In this article, published in the Insurance and Financial Services Committee Newsletter of the ABA Section of Antitrust Law, NERA Vice President Dr. Anne Gron discusses the economics of underwriting cycles and the implications for evaluations of insurance industry pricing based upon traditional competitive insurance pricing models. Underwriting cycles are the alternating periods of high profitability hard markets and low profitability soft markets that characterize many insurance markets. The high profitability periods are often accompanied by reductions in availability where some policyholders experience problems with renewals and, in extreme cases, some policyholders may be unable to find coverage. As Dr. Gron's article explains, capacity constraint models are able to generate the features associated with underwriting cycles in competitive insurance markets with shocks to insurer capital and costs of capital adjustment, whereas these features do not arise out of traditional competitive insurance pricing models.
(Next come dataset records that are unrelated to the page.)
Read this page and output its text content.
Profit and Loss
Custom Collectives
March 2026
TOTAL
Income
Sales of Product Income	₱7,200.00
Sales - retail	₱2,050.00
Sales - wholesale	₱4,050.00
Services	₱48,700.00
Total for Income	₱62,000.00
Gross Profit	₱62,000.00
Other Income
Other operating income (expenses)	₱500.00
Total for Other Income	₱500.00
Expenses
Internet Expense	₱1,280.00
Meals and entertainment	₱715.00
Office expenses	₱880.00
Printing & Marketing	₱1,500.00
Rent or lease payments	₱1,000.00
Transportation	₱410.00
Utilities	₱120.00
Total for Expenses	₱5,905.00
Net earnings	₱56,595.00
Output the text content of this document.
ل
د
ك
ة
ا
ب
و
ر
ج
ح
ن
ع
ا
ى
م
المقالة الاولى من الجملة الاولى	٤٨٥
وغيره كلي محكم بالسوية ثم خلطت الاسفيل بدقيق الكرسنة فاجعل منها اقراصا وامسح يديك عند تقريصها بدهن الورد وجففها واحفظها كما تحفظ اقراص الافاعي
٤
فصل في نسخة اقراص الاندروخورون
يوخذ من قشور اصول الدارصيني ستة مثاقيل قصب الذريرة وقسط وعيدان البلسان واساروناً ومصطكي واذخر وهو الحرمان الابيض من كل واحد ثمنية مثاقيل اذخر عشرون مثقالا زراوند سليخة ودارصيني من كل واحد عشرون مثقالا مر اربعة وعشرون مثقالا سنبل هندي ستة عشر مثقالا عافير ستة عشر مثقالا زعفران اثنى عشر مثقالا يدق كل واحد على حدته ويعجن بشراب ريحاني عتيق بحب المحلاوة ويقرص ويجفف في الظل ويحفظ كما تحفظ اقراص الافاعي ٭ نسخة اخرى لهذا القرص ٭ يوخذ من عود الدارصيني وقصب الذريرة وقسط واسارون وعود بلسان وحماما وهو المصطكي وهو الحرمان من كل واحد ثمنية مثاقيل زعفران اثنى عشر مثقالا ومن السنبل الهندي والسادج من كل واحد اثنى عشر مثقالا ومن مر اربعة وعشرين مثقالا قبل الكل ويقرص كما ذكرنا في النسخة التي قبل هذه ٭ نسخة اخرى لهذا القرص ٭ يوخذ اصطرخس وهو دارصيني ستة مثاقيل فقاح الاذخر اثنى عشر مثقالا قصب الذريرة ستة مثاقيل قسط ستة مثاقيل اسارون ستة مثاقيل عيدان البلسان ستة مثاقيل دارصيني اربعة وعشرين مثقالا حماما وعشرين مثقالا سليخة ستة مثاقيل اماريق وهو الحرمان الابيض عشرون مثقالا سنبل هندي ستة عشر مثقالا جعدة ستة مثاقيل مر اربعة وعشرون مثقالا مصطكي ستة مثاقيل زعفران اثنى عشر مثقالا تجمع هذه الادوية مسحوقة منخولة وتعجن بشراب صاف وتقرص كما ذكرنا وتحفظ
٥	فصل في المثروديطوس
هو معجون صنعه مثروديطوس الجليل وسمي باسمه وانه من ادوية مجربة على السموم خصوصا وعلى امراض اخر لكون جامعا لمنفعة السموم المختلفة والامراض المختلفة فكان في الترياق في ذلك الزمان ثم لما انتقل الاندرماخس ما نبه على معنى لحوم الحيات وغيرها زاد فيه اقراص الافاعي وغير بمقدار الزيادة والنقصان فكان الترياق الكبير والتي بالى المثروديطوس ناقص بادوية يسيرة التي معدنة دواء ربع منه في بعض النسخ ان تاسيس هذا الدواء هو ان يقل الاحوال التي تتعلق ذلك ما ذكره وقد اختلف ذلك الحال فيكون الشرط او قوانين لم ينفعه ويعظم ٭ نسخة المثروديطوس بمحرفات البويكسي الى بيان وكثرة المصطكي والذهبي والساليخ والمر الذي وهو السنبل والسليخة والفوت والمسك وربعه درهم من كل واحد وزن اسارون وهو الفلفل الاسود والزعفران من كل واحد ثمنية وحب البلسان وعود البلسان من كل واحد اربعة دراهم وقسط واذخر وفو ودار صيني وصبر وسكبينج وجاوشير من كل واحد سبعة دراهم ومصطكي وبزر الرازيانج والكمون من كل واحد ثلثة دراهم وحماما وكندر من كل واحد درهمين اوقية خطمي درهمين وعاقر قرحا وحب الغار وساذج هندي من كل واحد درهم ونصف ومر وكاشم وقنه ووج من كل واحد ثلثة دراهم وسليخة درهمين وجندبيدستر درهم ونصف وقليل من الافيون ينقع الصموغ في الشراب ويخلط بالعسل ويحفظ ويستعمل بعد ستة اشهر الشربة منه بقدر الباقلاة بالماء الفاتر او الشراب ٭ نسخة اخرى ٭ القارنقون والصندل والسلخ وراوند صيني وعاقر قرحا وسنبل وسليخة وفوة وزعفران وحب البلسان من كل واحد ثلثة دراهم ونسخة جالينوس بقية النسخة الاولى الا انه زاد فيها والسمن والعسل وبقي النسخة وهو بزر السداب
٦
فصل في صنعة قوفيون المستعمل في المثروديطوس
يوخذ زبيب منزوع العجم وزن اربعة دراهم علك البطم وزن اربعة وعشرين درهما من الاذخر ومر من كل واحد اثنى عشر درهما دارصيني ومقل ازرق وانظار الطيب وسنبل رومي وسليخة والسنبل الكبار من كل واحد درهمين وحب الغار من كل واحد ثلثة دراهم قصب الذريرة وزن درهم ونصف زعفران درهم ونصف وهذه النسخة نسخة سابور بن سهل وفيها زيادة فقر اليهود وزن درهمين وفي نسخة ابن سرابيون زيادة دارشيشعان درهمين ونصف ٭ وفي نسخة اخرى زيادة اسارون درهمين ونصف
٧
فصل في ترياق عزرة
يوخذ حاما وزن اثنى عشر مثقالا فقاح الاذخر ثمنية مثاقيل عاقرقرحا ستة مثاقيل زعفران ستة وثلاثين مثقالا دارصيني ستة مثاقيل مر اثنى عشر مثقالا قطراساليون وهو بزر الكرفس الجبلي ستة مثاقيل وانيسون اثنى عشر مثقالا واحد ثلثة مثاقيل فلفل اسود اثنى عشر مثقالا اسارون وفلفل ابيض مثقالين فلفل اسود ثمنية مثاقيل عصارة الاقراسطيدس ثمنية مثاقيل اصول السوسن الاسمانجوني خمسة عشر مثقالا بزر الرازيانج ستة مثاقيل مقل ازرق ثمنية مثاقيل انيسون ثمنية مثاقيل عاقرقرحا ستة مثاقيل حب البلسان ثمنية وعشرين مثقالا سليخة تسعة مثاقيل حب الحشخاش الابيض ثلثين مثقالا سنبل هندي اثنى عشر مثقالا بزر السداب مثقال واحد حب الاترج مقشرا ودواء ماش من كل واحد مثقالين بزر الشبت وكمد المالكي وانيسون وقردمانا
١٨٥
The analysis is relevant for understanding the dynamics of insurance markets. A typical method for assessing insurance markets involves comparing actual insurance prices to those that would prevail in a perfectly competitive marketplace. In such assessments, perfectly competitive insurance prices are usually measured as the present value of expected claims plus expenses. Such prices, however, assume that the financial capital held by insurers can adjust quickly and costlessly. The two models of insurance market pricing provide different interpretations of high insurance prices in hard markets. The traditional competitive insurance pricing model interprets high prices as a departure from competition and possible evidence of cooperative behavior among insurers. Under the capacity constraint model of insurance pricing, failure of insurance prices to follow the present value of costs does not, by itself, indicate noncompetitive behavior.